On the easel is a special project requested some months ago. After seeing my first lamp, Jeff asked that I make him one, too. He plays the guitar and wanted it to reflect that, so these are guitar picks in a pattern called 'clown barf'. I'm not kidding. I have pictures to make sure I get it right.


The bird masks I'm working on had to take a back seat this week. And my clay faces are drying out nicely in this weather getting ready to for the kiln.

Saturday, July 3, 2010

It's just another ordinary day.


In the face of life changes over the last few years, my ordinary life got a little lost. And I know I'm not alone. Many lives haven't been as ordinary as we'd like them to be. But maybe during times like these, it's important to find the ordinary in the life we're living. Right here. Right now.


This quote comes from Susan Tweit's blog Walking Nature Home. "It's time to reclaim our lives and use the flexibility we've been learning to engage in work that nurtures our hearts and spirits while contributing to the landscape, people and community we so value."

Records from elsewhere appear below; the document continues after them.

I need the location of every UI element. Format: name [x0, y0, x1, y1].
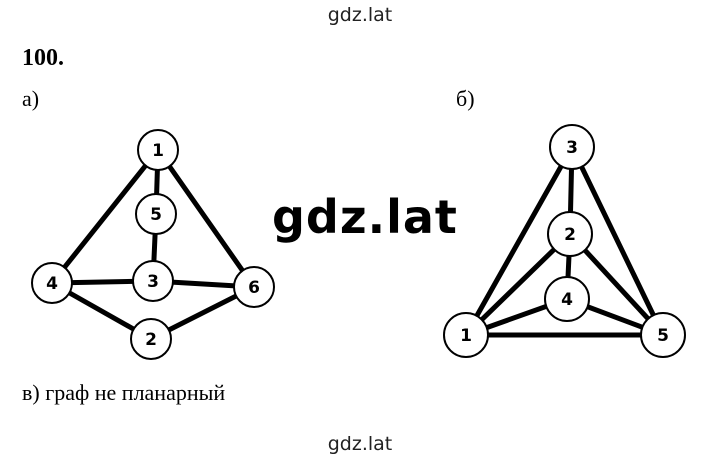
vertex-label: 3 — [147, 272, 159, 292]
vertex-label: 3 — [566, 138, 578, 158]
vertex-circle — [640, 312, 686, 358]
vertex-circle — [135, 193, 177, 235]
edge-2-1 — [463, 231, 573, 338]
vertex-5: 5 — [640, 312, 686, 358]
vertex-circle — [132, 260, 174, 302]
vertex-label: 5 — [150, 205, 162, 225]
vertex-circle — [549, 124, 595, 170]
problem-number: 100. — [22, 45, 64, 71]
vertex-1: 1 — [443, 312, 489, 358]
vertex-label: 1 — [460, 326, 472, 346]
graph-a: 1 5 4 3 6 2 — [31, 129, 275, 360]
vertex-circle — [233, 266, 275, 308]
label-a: а) — [22, 86, 40, 111]
vertex-label: 2 — [145, 330, 157, 350]
vertex-3: 3 — [132, 260, 174, 302]
vertex-4: 4 — [31, 262, 73, 304]
vertex-circle — [137, 129, 179, 171]
vertex-circle — [130, 318, 172, 360]
edge-1-4 — [49, 147, 161, 286]
vertex-label: 5 — [657, 326, 669, 346]
vertex-circle — [547, 211, 593, 257]
vertex-4: 4 — [544, 276, 590, 322]
edge-3-5 — [569, 144, 666, 338]
vertex-label: 4 — [561, 290, 573, 310]
vertex-label: 6 — [248, 278, 260, 298]
watermark-top: gdz.lat — [327, 4, 393, 26]
vertex-label: 1 — [152, 141, 164, 161]
vertex-circle — [443, 312, 489, 358]
vertex-2: 2 — [130, 318, 172, 360]
vertex-circle — [544, 276, 590, 322]
vertex-6: 6 — [233, 266, 275, 308]
vertex-circle — [31, 262, 73, 304]
watermark-bottom: gdz.lat — [327, 433, 393, 455]
vertex-2: 2 — [547, 211, 593, 257]
vertex-3: 3 — [549, 124, 595, 170]
edge-3-1 — [463, 144, 575, 338]
edge-1-6 — [155, 147, 257, 290]
graph-b: 3 2 4 1 5 — [443, 124, 686, 358]
watermark-center: gdz.lat — [272, 190, 458, 244]
label-b: б) — [456, 86, 475, 111]
vertex-5: 5 — [135, 193, 177, 235]
non-planar-note: в) граф не планарный — [22, 380, 226, 405]
vertex-label: 2 — [564, 225, 576, 245]
vertex-1: 1 — [137, 129, 179, 171]
vertex-label: 4 — [46, 274, 58, 294]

Susan and her husband, Richard's lives have been anything but ordinary since Richard started treatment for brain cancer this last year but together they've not only survived but continued their creative contributions to the world around them in their garden, writing and sculpture. Their courage and heart continues to inspire me. It was Susan's encouragement that helped me grow in my work and even my garden.
So today, I spent my day taking pictures of all the ordinary miracles around me once more. Walking in the park, playing with Jilly, picking beet greens and cilantro, making homemade lime/cilantro dressing.

Enjoying eating outside on the patio while the dog sleeps and sharing the sunshine with my love and best friend, Michael.